My approach as a Catholic therapist, for clients who are seeking God’s help in their lives or who wish to include Catholic doctrine and even spiritual counsels, is to help you understand the relationship between depression and trust in God and how you can overcome depression by doing the psychological work and following the spiritual counsels that I offer. You can learn to trust in God’s Providence and Justice, no matter what happens to you, which will help you to learn how to respond to situations in life so that you no longer have to be depressed. There’s a psychological and a spiritual aspect that I have found to be highly beneficial to helping clients heal from mood disorders. My approach to treatment is unique and specific based on your individualized needs and I understand that some of my clients would prefer to keep their relationship with God separate from their psychological treatment. I have traditional psychotherapy methods for treating mood disorders as well, even for non-believers.   


I have had depression my whole life. I have tried counseling before. I doubt that anything can help me. 

This is a valid concern. Many people who experience depression and other mood disorders do so for long periods of time and often find it hard to feel hope that ANYTHING will work for them.
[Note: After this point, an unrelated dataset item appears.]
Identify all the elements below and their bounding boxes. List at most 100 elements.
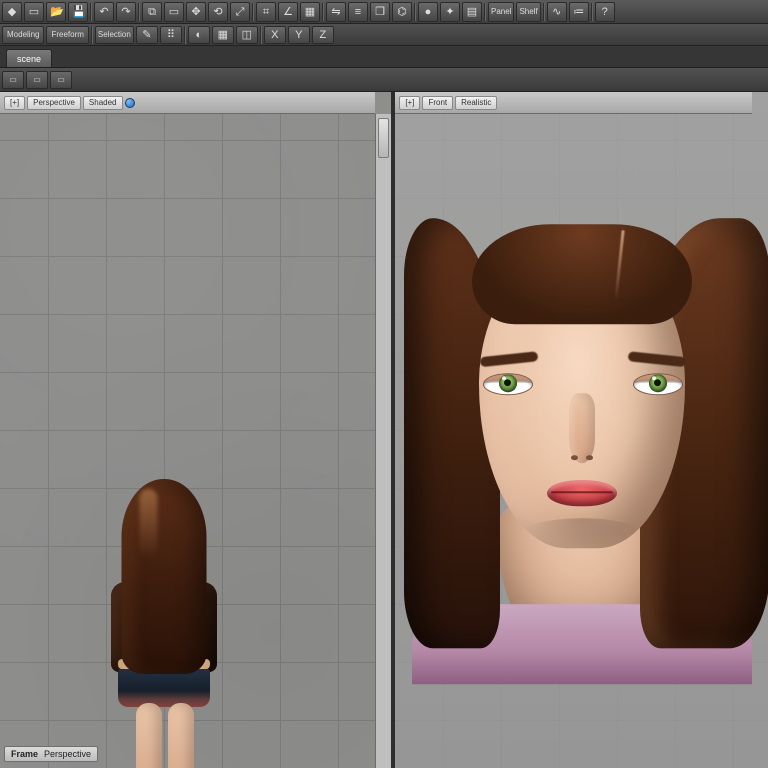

While I can make no guarantees, research shows that the motivation and aptitude of the client who is being treated are the most important factors for client success. 

Most “counseling” or even “psychotherapy” models that are offered today are designed to be quick-fix techniques that are have been heavily marketed as being “highly-effective” in reducing symptoms, so when a client doesn’t experience healing and still has symptoms that are debilitating, they feel even less hope that anything can help them, which just perpetuates the feelings of hopelessness that people who are already depressed experience. Many of these models do not work with the unconscious to get to the core of what is causing the symptoms in the first place by only working with how to cope with the symptoms on a conscious level and completely disregard a person’s relationship with God.

My experience working with clients who experience depression and other mood disorders is that while they may never stop feeling sad because to feel sad is a normal human emotion, many can and do stop feeling controlled by the debilitating mood disorder that results in sufficient suffering to motivate them to start treatment and persevere in treatment. Your chances of success in psychotherapy and spiritual counseling increase, if you believe that the techniques will work. 

I’m a devout Catholic (Christian). I don’t lack faith or trust in God. 

I am a convert to the Catholic faith and it was hard for me to admit that I lacked trust too. Learning to understand what it means to trust completely in Divine Providence and Perfect Justice can be hard and putting it into practice can be even more difficult if you don’t have someone to help guide you. The good news is that you don’t have to do it alone. Working through your unconscious conflicts and following spiritual counsels such as prayer, fasting and a sincere study of the faith can help you to make a trustful surrender to God so that no matter what happens to you, depression no longer has the power to control you. You can continue to be controlled by your depression or other mood disorder or learn how to have command authority over your mood.